MicroRNAs are ubiquitously expressed small RNAs which exert negative regulatory effects on gene expression at a post-transcriptional level . Given the fact that microRNAs theoretically target any mRNA, it is likely that microRNAs possess a very broad functional spectrum which includes cell cycle regulation, cell growth, apoptosis, cell differentiation and stress response [5–9]. Consistent with this notion, it is no surprise that microRNAs are extensively involved in human cancer development . To date, there are over 1000 miRNAs that have been discovered in human, among which MiR-29 stands as one of the most intriguing miRNA families which may play pivotal roles in cancer biology [8, 11].
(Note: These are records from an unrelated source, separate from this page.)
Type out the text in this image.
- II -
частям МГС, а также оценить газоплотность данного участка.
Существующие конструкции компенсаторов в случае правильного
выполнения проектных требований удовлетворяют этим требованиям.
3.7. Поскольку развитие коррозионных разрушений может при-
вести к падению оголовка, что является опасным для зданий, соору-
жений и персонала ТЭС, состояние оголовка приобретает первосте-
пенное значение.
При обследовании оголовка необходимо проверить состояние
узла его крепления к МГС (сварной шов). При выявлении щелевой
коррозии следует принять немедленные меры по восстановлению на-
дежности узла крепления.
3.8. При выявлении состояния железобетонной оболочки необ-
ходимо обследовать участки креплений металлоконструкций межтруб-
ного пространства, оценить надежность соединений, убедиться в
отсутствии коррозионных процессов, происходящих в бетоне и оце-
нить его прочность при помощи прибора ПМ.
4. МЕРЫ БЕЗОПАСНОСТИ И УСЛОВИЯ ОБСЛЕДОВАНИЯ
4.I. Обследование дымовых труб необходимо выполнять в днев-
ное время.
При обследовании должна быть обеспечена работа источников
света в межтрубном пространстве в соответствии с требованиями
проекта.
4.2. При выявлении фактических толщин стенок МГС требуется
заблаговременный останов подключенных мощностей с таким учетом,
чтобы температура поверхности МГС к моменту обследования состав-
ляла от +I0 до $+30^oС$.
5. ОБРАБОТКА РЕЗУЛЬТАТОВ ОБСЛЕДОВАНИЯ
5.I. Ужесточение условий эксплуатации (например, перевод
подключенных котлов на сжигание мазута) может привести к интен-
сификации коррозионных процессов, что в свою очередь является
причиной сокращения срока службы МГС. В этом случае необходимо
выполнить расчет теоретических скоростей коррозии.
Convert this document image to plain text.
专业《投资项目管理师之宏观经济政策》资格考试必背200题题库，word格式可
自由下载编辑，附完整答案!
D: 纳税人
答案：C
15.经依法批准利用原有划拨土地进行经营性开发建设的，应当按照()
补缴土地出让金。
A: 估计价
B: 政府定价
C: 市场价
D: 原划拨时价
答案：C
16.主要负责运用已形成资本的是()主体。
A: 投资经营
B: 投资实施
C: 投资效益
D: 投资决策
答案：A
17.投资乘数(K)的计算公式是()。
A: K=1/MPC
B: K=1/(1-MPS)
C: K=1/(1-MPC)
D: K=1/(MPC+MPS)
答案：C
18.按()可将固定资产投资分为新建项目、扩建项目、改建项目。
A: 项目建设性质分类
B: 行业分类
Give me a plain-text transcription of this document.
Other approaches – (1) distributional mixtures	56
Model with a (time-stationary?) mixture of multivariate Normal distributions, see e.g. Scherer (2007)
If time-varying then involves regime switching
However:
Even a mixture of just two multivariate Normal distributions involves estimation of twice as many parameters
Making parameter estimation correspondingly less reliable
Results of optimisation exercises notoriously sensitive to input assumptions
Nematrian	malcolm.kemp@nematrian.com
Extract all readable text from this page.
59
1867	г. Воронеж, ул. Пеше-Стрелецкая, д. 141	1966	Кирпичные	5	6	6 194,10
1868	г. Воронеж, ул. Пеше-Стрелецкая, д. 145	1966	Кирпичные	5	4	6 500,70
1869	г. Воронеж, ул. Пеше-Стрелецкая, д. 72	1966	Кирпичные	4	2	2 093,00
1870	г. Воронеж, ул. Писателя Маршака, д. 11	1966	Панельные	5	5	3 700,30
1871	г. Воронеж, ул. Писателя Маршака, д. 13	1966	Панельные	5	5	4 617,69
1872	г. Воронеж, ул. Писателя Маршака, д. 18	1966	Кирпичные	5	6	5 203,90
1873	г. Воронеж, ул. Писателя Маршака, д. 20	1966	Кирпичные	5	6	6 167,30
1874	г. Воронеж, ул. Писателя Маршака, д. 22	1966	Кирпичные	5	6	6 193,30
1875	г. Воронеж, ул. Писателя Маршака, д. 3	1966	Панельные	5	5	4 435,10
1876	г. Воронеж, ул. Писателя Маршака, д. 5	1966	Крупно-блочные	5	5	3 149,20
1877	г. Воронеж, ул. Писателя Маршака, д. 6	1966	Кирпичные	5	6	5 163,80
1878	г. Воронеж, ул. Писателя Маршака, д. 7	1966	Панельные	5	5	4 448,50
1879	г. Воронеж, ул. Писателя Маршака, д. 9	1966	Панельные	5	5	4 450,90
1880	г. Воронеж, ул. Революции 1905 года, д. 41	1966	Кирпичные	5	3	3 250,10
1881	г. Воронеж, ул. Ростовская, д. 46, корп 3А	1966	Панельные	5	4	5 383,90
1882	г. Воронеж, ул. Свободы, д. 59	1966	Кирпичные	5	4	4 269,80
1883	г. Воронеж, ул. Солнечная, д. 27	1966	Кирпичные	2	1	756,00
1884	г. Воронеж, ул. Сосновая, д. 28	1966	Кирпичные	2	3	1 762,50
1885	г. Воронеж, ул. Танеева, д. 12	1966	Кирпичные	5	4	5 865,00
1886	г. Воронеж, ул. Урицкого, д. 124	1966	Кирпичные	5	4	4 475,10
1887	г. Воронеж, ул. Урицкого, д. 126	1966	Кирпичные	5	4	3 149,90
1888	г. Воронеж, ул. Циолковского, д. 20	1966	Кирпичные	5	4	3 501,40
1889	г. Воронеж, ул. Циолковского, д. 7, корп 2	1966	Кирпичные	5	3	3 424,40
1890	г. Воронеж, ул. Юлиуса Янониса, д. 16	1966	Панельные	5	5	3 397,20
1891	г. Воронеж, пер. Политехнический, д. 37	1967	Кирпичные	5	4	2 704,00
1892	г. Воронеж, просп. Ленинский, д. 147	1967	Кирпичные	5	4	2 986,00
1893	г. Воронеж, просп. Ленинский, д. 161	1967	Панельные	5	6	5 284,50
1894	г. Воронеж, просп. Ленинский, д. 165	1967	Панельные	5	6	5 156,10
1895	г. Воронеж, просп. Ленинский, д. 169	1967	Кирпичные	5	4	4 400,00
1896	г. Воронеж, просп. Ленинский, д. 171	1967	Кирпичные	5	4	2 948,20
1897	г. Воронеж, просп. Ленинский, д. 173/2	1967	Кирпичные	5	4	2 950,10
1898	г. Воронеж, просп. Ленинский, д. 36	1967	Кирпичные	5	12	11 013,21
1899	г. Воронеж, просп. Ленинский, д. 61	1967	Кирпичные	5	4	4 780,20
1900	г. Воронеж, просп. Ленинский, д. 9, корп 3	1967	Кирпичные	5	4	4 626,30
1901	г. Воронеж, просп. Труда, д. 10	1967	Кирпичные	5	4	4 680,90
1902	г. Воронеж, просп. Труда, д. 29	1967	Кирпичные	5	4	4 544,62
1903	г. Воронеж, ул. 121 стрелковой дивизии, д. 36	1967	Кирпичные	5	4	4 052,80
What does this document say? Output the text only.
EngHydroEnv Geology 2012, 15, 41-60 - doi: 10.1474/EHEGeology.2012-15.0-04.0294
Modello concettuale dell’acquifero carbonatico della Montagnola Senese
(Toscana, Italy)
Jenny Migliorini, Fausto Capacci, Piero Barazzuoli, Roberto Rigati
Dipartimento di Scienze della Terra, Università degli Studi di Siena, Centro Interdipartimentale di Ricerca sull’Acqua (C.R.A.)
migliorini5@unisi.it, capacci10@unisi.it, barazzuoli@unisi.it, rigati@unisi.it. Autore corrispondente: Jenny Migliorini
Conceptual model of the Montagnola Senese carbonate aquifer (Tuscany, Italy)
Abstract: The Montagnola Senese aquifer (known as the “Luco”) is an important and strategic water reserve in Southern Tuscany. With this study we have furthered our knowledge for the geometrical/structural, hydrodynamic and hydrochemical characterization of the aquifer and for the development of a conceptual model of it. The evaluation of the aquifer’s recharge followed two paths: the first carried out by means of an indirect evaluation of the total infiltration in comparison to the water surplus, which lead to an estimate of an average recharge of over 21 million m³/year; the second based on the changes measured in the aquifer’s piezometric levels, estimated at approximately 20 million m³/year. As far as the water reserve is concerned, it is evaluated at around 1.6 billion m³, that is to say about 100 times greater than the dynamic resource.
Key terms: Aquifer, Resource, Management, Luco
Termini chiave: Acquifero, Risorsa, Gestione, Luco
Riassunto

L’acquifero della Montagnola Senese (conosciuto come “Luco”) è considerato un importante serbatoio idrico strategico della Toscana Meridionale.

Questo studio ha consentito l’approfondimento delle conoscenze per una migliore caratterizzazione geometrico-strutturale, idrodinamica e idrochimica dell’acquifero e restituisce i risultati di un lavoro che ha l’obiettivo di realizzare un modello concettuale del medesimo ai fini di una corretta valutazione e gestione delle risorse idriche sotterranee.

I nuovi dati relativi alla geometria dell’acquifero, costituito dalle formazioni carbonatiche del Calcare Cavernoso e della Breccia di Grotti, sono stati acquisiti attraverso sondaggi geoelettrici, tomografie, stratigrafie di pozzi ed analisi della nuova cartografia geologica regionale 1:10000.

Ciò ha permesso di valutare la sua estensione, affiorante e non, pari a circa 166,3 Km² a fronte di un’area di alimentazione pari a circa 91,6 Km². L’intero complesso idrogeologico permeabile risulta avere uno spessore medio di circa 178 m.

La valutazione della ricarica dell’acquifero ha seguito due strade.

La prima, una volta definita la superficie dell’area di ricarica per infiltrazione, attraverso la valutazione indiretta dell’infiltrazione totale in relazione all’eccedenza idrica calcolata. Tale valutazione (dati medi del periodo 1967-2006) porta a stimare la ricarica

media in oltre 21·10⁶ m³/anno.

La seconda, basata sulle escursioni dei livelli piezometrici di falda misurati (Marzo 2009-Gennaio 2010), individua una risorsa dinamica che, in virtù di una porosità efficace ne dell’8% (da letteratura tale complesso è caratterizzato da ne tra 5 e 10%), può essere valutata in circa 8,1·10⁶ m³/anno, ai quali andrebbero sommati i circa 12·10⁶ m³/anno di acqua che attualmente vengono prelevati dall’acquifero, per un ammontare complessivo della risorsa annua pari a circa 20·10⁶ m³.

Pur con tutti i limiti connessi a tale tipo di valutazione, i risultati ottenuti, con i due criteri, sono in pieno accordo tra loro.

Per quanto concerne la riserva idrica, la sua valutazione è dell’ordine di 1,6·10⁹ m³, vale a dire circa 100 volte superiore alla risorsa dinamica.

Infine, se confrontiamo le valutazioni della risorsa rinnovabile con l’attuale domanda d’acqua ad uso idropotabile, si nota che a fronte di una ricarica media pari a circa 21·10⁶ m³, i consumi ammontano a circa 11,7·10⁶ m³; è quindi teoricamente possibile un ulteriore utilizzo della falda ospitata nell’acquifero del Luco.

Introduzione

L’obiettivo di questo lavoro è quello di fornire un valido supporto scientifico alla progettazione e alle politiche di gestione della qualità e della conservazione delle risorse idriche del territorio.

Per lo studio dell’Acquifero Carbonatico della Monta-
Composed of three mature members (MiR-29a, b and c), this family has been shown to be down-regulated in many different types of cancers and have been attributed predominantly tumor-suppressing properties. In lung cancers, MiR-29 family was reported to regulate specific genes associated with tissue invasion and metastasis in lung adenocarcinoma . In hematologic neoplasms, MiRNA-29 expression levels are inversely correlated with prognosis of Mantle cell lymphoma (MCL) . In addition, MiR-29 reduces cell growth and induces apoptosis in primary acute myeloid leukemia (AML) cells and related cell lines . Moreover, it has been reported that by inhibiting MMP2 activity, MiR-29 plays an important inhibitory role in APOBEC3G induced colon cancer migration and invasion . Finally, consistent with the data from studies on other types of cancer, MiR-29 family inhibits ovarian cancer development by targeting DNA methyltransferases 3A and 3B .
Unfortunately, there is relatively lack of information on the role of MiR-29 in breast cancer. Study from JK Richer’s group demonstrated that Mir-29a has an inhibitory role in tumor growth in vivo . However, in another paper, the authors showed that MiR-29a may promote metastasis through facilitating epithelial-to-mesenchymal transition . Thus, the function of Mir-29 in tumorigenesis and metastasis of breast cancer still remains unclear. In the current study, we are endeavored to further elucidate the roles of MiR-29 in breast cancers, which highlights MiR-29 as a potential new biomarker and therapeutic target for breast cancer.